Dernière soirée Roméo et Juliette, pas encore tout à fait remise de celle de jeudi, c’est avec excitation et pleine d’attentes que je m’installe au fond du parterre. Dès le début du
premier acte
, je me fais la réflexion qu’il y a encore plein de détails dans les costumes et les décors que je découvre. Josua Hoffalt montre d’emblée qu’il est à la hauteur du rôle. Je
suis séduite tout de suite par son visage juvénile et son allure innocente. Un peu joueur, un peu timide, il tente une approche plus fine avec Rosaline. Laura Hecquet interprète cette dernière et le rôle lui va très bien. Elle n’en fait pas trop, joue de ses bas de jambes, tout en restant distante de ce Roméo qui ne l’intéresse pas. Mercutio, Allister Madin, et Benvollio, Yann Saïz, s’accordent très bien autour de ce Roméo. Je ne me lasse pas du combat entre les deux familles que j’avais trouvé la première fois un peu long. Cette partie permet aux danseurs du corps de ballet de montrer ce qu’ils peuvent faire en matière de jeu. Les frappes de pied sur le sol, tout l’inspiration des danses de caractère, que l’on retrouve tout au long du ballet, met bien en valeur les qualités artistiques et techniques de ces danseurs. C’est d’ailleurs plaisant de voir un ballet sans tutu, sans pointes (ou presque!). Les qualités musicales, rythmiques et théâtrales des danseurs sont évidentes, j’apprécie le côté danse populaire de ce passage du ballet. Cela me fait penser à la conférence sur les danses de bal que j’avais vue au CNSMDP. A la fin du combat, Tybalt entre sous les traits de Stéphane Phavorin (réflexion commune avec Pink Lady: « Mais qu’est-ce que c’est que ce bouc peint sur son visage?! »). Ce genre de rôle un peu noir, de personnage mystérieux lui va bien. Je l’avais adoré en Rothbart dans le Lac, il portait une puissance et une majesté qui m’avait tout de suite impressionnée. Il est un
Rothbart très différent de Stéphane Bullion, moins sanguin peut être. Techniquement comme toujours chez Phavorin, c’est très propre et il prolonge toujours les mouvements avec une intensité, une nuance, que j’aime beaucoup. Après l’arrêt du prince, nous retrouvons Juliette dans sa suite princière (tout est princier cette semaine!) accompagnée de ses amies, parmi elles on reconnaît la frimousse de Mathilde Froustey, Charline Giezendanner, Eleonore Guérineau, Daphnée Gestin, de Myriam Kamoinka et Juliette Gernez. Je n’en ai pas beaucoup parlé dans mes comptes rendus précédents, mais là où dans le Lac des cygnes j’avais trouvé que le corps de ballet s’épuisait à mesure des représentations, j’ai trouvé que là, il était parfait. Peu d’erreurs, et surtout on sentait que les danseurs et danseuses du corps de ballet s’amusaient, se faisaient plaisir sur scène. Cela change bien sûr tout le partage avec le public, et le spectacle n’en ai que meilleur.
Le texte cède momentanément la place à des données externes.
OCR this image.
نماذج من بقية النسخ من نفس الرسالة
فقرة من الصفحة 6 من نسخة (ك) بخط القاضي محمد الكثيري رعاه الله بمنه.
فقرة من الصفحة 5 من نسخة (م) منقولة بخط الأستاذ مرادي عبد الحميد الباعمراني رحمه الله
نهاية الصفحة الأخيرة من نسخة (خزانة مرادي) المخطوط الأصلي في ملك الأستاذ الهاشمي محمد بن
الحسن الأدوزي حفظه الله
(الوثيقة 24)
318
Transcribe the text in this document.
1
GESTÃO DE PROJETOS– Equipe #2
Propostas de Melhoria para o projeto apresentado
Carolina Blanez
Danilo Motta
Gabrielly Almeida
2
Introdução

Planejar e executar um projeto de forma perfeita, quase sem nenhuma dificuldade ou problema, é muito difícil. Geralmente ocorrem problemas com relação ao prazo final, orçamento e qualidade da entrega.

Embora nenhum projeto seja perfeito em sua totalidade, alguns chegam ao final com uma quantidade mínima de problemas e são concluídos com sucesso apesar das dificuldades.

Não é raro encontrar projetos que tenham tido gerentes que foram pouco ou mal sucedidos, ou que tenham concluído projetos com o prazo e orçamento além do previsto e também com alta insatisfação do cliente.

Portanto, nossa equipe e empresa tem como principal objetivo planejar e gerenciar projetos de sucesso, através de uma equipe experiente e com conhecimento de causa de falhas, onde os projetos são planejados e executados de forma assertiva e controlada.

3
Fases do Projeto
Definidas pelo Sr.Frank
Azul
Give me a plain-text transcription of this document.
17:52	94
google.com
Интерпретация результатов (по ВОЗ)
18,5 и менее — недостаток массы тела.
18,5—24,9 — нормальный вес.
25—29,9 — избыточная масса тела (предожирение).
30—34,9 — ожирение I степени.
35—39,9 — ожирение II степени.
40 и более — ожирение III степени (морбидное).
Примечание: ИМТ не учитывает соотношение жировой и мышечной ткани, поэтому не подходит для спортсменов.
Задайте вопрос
Revenons à notre chambre de Juliette. Dorothée Gilbert, prend l’option d’une Juliette très joueuse, avec son regard naïf, complètement désintéressée (peut-être trop?) par cet
homme que sa mère et son cousin lui proposent. Je mets un peu de temps à comprendre le personnage qu’elle veut incarner, la couleur qu’elle veut donner à Juliette. En fait, d’un coup j’ai bizarrement la crainte qu’elle joue toujours le même personnage féminin que peut être Swanilda ou Clara. Je n’avais jamais vu Dorothée Gilbert dans un rôle tragique et c’est à ce moment là du spectacle que j’ai un doute.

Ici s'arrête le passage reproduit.